There’s some gems in here, but my personal favorite is this one: “Don’t litigate incident severity during the call. It’s a waste of time. By the time you’re done discussing whether it’s a SEV-1 or SEV-2, it will definitely have become a SEV-2. Best practice: If you can’t decide whether it’s a SEV-1 or SEV-2, always assume it’s the higher severity option and move on.”

How to Use InfluxDB’s Holt-Winters Function for Predictions

The final part in a three-part series on Holt-Winters predictive functionality in InfluxDB.

Resilience Roundup - Learning From Organizational Incidents: Resilience Eng

From my good friend Thai’s Resilience Roundup: “In this study, a lot of employees said that the accidents happen anywhere from 0 to 5 times a year, but at the same time, almost everyone said that small accidents or incidents were happening all the time. The operators in this company had normalized risk to such a degree that things like getting burned or getting acid in their eyes counted to them as only a minor incident.”

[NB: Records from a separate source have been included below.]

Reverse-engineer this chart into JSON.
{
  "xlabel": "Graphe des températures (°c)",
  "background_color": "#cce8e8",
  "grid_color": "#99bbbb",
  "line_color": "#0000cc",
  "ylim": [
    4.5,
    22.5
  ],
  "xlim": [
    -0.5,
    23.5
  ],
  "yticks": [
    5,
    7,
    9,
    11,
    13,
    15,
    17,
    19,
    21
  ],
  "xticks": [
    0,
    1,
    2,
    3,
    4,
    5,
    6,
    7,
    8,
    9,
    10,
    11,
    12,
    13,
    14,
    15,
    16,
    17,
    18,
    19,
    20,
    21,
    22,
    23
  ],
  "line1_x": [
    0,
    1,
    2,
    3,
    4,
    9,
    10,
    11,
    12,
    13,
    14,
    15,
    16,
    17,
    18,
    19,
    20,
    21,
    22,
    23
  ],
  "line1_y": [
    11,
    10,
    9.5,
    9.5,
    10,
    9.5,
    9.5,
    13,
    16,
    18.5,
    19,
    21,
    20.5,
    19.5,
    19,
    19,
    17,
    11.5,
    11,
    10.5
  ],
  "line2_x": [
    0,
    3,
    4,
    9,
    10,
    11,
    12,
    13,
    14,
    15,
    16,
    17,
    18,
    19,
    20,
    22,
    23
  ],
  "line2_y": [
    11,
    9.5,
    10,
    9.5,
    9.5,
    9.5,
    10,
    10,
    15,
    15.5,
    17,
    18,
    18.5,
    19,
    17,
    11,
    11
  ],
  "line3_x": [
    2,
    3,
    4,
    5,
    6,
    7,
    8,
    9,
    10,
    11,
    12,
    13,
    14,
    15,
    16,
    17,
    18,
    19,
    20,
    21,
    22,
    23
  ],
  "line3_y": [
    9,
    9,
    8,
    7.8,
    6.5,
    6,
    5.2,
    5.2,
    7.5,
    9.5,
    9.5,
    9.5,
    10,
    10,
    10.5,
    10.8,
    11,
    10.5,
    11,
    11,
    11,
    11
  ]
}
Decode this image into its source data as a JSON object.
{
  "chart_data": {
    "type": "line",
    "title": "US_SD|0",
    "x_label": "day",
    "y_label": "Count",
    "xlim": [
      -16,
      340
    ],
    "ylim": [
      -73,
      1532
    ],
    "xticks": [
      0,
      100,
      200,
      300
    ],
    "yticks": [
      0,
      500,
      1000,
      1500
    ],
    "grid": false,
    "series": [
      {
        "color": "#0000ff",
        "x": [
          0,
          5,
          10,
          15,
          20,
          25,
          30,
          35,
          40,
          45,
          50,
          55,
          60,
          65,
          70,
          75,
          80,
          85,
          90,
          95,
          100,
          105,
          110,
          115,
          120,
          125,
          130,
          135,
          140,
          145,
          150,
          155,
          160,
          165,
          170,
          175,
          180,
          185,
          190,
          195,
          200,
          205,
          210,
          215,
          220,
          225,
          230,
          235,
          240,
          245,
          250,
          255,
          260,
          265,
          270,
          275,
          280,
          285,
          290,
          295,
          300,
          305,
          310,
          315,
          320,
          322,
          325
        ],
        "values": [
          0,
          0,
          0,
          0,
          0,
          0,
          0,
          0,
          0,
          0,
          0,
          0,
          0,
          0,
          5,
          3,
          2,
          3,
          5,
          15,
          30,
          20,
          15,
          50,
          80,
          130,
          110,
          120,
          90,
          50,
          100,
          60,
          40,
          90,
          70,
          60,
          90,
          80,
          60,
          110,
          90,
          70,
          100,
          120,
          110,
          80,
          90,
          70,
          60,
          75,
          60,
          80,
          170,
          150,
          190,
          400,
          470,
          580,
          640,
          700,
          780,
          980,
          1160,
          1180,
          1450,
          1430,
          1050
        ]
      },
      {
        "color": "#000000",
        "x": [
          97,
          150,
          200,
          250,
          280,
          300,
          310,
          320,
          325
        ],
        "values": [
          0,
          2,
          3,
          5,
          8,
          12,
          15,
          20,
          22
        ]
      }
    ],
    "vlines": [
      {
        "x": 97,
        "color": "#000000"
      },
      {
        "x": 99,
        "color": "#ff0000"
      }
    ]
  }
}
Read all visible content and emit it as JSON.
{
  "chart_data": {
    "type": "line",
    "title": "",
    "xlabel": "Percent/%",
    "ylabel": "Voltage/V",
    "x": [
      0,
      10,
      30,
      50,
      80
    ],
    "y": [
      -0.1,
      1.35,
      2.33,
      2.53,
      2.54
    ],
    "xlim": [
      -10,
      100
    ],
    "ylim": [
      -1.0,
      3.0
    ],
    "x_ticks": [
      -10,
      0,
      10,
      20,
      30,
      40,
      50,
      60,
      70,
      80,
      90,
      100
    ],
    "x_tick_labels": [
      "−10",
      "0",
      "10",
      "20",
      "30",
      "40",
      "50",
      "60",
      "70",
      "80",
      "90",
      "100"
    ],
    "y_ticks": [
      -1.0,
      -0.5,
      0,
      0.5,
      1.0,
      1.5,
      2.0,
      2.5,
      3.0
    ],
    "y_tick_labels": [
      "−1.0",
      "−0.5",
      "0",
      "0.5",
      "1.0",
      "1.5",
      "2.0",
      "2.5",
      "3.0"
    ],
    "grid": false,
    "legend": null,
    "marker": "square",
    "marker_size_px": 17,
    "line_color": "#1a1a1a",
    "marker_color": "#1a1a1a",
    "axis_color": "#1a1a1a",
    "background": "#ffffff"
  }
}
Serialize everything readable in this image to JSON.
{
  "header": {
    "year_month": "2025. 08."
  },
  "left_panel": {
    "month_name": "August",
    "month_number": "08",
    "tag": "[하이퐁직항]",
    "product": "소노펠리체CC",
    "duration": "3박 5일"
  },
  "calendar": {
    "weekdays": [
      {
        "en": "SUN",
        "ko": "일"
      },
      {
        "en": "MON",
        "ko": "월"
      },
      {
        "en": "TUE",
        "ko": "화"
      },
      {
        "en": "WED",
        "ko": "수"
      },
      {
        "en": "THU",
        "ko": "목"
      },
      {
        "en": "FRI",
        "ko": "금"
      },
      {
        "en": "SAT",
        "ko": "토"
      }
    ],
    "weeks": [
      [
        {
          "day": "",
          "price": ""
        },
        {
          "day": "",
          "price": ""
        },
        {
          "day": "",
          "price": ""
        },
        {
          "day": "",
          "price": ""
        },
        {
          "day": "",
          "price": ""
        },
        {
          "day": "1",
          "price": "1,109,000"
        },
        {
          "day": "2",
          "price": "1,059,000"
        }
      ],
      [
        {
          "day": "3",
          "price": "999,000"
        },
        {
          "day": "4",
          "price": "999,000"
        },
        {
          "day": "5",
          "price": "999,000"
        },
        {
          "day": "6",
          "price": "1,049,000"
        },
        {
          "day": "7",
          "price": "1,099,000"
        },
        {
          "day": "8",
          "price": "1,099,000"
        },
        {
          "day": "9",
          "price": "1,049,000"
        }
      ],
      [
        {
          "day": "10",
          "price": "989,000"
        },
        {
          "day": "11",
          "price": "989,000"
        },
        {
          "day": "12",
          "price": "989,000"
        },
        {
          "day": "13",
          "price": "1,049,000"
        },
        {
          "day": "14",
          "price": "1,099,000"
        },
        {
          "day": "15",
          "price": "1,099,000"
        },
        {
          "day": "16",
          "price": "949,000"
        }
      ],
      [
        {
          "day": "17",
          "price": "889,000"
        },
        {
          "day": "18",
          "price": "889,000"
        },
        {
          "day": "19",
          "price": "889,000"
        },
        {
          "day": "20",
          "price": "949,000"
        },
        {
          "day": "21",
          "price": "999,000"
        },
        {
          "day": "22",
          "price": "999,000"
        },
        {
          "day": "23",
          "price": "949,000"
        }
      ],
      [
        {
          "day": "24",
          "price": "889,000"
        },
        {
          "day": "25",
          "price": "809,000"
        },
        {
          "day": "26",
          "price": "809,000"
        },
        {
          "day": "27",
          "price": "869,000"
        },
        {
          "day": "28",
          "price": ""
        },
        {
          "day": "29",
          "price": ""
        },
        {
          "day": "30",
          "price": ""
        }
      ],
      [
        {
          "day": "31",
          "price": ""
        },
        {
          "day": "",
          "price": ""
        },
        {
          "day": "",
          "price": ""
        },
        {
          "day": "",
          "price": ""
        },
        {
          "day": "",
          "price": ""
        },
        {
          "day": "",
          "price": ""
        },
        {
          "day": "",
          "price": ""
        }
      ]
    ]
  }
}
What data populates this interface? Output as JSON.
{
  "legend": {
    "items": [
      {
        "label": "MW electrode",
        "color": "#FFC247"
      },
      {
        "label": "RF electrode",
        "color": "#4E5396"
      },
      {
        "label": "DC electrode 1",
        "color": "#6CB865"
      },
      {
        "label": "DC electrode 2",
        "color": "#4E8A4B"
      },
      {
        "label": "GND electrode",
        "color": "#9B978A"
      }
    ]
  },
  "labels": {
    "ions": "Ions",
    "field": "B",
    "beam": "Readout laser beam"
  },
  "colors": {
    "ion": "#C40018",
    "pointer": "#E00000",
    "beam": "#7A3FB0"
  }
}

John Allspaw on Twitter: “On Aug 1, 2012, a company named Knight Capital experienced a business-destroying incident. Much has been written about it, but that’s not the topic of this thread.

The story of Knight Capital is an interesting one (which you can read about here), and this thread by John Allspaw points out some hypocrisy/hindsight bias among the peanut gallery as it relates to both Knight Capital’s story and the NY Stock Exchange halting in 2015 for similar reasons.


csabapalfi/awesome-web-performance-metrics: List of awesome web performance

A whole bunch of web performance metrics (and what they mean) and tools for collecting+analyzing them.

Open-sourcing UltraBrew Metrics, a Java library for instrumenting very large-scale applications

From the article, “UltraBrew Metrics can operate at millions of requests per second per JVM without measurably slowing the application down. We currently use the library to instrument multiple applications at Verizon Media, including one that uses this library 20+ million times per second on a single JVM.”

AWS Inter-Region Latency Monitoring

Someone had the great idea of set up nodes in a bunch of AWS regions and measuring latencies between them. Very cool.